At the aspect of application approaches, various digital products can improve our understandings of people-centered heritage and foster the public to take part in heritage conservation (see Fig. 1). Nowadays, people have the chance to create their own digital heritage landscapes, museums, and archives [33]. Furthermore, in the case of the Carpano museum, Spacca and her colleagues examined that Augmented Reality (AR) applications can promote industrial and other kinds of cultural heritage without space and time constraints [26]. Meanwhile, social media apps, such as Facebook, can be used to contribute to making collective community memory visible by story-telling practices [34]. Location-based mobile games are utilized in Palazzo Madama Museum to foster young visitors to a larger extent motivation to explore museums and facilitate their meaning-making process [25].

Fig. 1.
figure 1

The contribution of social media to sustainable cultural heritage management (Produced by the author).

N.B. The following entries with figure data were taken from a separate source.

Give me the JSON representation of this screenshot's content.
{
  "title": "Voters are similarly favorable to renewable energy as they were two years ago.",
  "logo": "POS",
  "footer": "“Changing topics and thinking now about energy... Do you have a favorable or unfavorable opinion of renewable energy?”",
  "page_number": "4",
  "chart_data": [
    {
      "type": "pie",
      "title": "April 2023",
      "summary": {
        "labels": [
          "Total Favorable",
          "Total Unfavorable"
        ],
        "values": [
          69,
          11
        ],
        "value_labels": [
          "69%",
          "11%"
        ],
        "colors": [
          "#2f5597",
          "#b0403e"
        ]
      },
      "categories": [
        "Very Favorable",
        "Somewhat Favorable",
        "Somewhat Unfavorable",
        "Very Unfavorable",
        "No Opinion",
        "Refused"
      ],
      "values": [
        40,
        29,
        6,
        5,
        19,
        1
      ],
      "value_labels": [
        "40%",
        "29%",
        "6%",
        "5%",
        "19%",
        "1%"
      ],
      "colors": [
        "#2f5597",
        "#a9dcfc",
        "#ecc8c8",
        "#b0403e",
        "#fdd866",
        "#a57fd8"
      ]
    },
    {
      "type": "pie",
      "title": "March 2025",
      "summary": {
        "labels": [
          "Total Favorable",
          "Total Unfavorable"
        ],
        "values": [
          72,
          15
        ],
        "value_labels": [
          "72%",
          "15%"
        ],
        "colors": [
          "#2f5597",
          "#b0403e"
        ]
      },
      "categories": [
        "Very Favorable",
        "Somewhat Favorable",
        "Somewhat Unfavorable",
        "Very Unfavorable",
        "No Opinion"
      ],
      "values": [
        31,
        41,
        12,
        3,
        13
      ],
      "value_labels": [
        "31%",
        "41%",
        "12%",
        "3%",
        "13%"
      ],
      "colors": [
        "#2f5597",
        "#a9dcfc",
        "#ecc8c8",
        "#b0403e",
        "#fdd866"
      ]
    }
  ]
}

To make cultural heritage conservation a far more inclusive process is immense. The challenges are complex and far different in most cultural contexts [35]. In the recent ten years, the incipient collaborative planning and public participation through the functions of the internet in China have had an increasingly vital influence [9, 10]. On one hand, the Chinese government has tried several times to employ the use of Information and Communication Technologies for provoking better citizen engagement with the aim of creating a positive impact on cultural heritage conservation. Digital application and online communication have gradually become an important method of public consultation and supervision during the construction phase of renewal planning in Dashilar [36]. On the other hand, experts and civic groups utilized social media spontaneously to criticize the large-scale relocation in the regeneration projects of Beijing’s bell and drum tower neighborhood which is proposed by the local government [4]. By using social media, these groups of activists were able to contest official propositions for the area and, based on scientific arguments, suggest better ways to care for current everyday life and alternative forms of memories that matter to its inhabitants [4, 10].

5 Conclusion

UNESCO’s Recommendation on the Historic Urban Landscape marks a brand-new integrated approach to the conservation of Chinese cultural heritage. It highlighted the importance of community engagement and offers a series of participatory tools at the international level, which required deep civic engagement to identify the key values of concerned heritage objects. Social media is one of the vital tools to engage a wider range of audience in conservation practices. It can not only promote in the educational level by rendering heritage and relevant information more accessible, but also involve citizens in further documentation by crowdsourcing. Storytelling and Mapping are the current main research practices of social media to enable a greater awareness of cultural diversity.

While in the Chinese context, online urban heritage practices are considered to have more impact considering the speed of broadcast and involved quantity. Social media offers a platform for local citizens to collaborate with heritage institutions and professionals. A wider utilization of social media in the decision-making process of Chinese heritage conservation can potentially contribute to a more effective on-line community engagement.